Swapnil: How concrete are the claims made by Microsoft that Linux infringes on approximately 235 of its patents, which have not been named?
Linus:How concrete? Since Microsoft hasn’t named them, there is no ‘concrete’. For all we know, Microsoft just made up the number.
Swapnil: The US Supreme Court recently ruled in favour of Microsoft in its dispute with AT&T. Ironically, could that be used against Microsoft?
Linus: I agree that the recent Supreme Court ruling seems to weaken patents (and they actually left it open whether ‘intangible’ things like software can be patented at all!), but I actually suspect that Microsoft too is really happy with that ruling. Microsoft is likely to have many more patent problems than Linux could ever have, and in general, most high-tech companies actually dislike patents; so I suspect Microsoft felt relieved that the Supreme Court limited at least some of the insanity of the current patent system.
And it doesn’t seem to impact the point of the Microsoft posturing with respect to open source: they seem to be in it for the FUD (fear, uncertainty and doubt), rather than for any actual legal reasons.
Swapnil: How secure/protected should a Linux user feel in the wake of these allegations?
Linus: Personally, I think it’s just posturing. And if it results in more companies doing patent cross-licencing with Microsoft, I think Microsoft will be happy – that may well be the primary motivation. But I’m not a lawyer, nor do I intend to start playing one on TV (or in the tech press). So this is just my personal interpretation. The fact that Microsoft didn’t actually name any of the patents makes me think it’s just FUD and hot air.

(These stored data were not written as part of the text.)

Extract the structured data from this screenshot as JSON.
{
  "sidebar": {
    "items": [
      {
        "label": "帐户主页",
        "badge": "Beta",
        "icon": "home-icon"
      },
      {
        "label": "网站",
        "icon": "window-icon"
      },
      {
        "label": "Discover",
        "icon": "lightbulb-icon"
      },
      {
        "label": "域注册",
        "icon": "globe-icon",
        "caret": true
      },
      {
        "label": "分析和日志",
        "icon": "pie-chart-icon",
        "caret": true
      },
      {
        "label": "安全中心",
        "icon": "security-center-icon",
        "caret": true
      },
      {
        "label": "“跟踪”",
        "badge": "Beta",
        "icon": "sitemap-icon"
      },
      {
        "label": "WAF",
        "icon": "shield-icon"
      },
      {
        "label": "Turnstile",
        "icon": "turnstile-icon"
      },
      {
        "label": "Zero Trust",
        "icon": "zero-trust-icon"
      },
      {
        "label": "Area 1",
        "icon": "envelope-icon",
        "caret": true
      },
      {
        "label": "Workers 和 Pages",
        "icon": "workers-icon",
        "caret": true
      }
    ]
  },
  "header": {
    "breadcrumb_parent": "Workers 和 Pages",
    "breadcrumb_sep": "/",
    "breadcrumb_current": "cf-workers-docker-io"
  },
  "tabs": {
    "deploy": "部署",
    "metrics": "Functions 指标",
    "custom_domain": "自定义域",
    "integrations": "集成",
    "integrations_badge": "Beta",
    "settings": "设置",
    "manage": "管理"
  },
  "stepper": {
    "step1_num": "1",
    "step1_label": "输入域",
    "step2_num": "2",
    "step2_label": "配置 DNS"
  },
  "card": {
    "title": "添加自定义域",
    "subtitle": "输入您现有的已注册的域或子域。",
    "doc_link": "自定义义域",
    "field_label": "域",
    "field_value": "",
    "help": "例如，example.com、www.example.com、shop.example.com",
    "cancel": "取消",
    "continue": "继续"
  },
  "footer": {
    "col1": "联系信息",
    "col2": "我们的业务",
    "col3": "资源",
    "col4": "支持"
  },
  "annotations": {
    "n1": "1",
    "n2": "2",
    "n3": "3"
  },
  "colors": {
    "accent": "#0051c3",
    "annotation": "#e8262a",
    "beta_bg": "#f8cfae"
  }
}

Swapnil: How is the Linux community preparing to defend itself?
Linus: Again, none of the patents were named. We actually have much better IP rights controls than anybody else in the industry, thanks to everything being out in the open. There’s no question that we’d ever have any hidden thing that secretly violates somebody else’s patents or copyrights.
Swapnil: What do you think Microsoft wants to achieve through this threat? What are the prospects Microsoft may sue the customers using open source?
Linus: I really cannot speak for Microsoft. I suspect they are noticing that they have a hard time competing on technical merit or price and are trying to muddy the waters. I think they’ve already stated that they aren’t in it to sue people, but again — you’re asking the wrong person.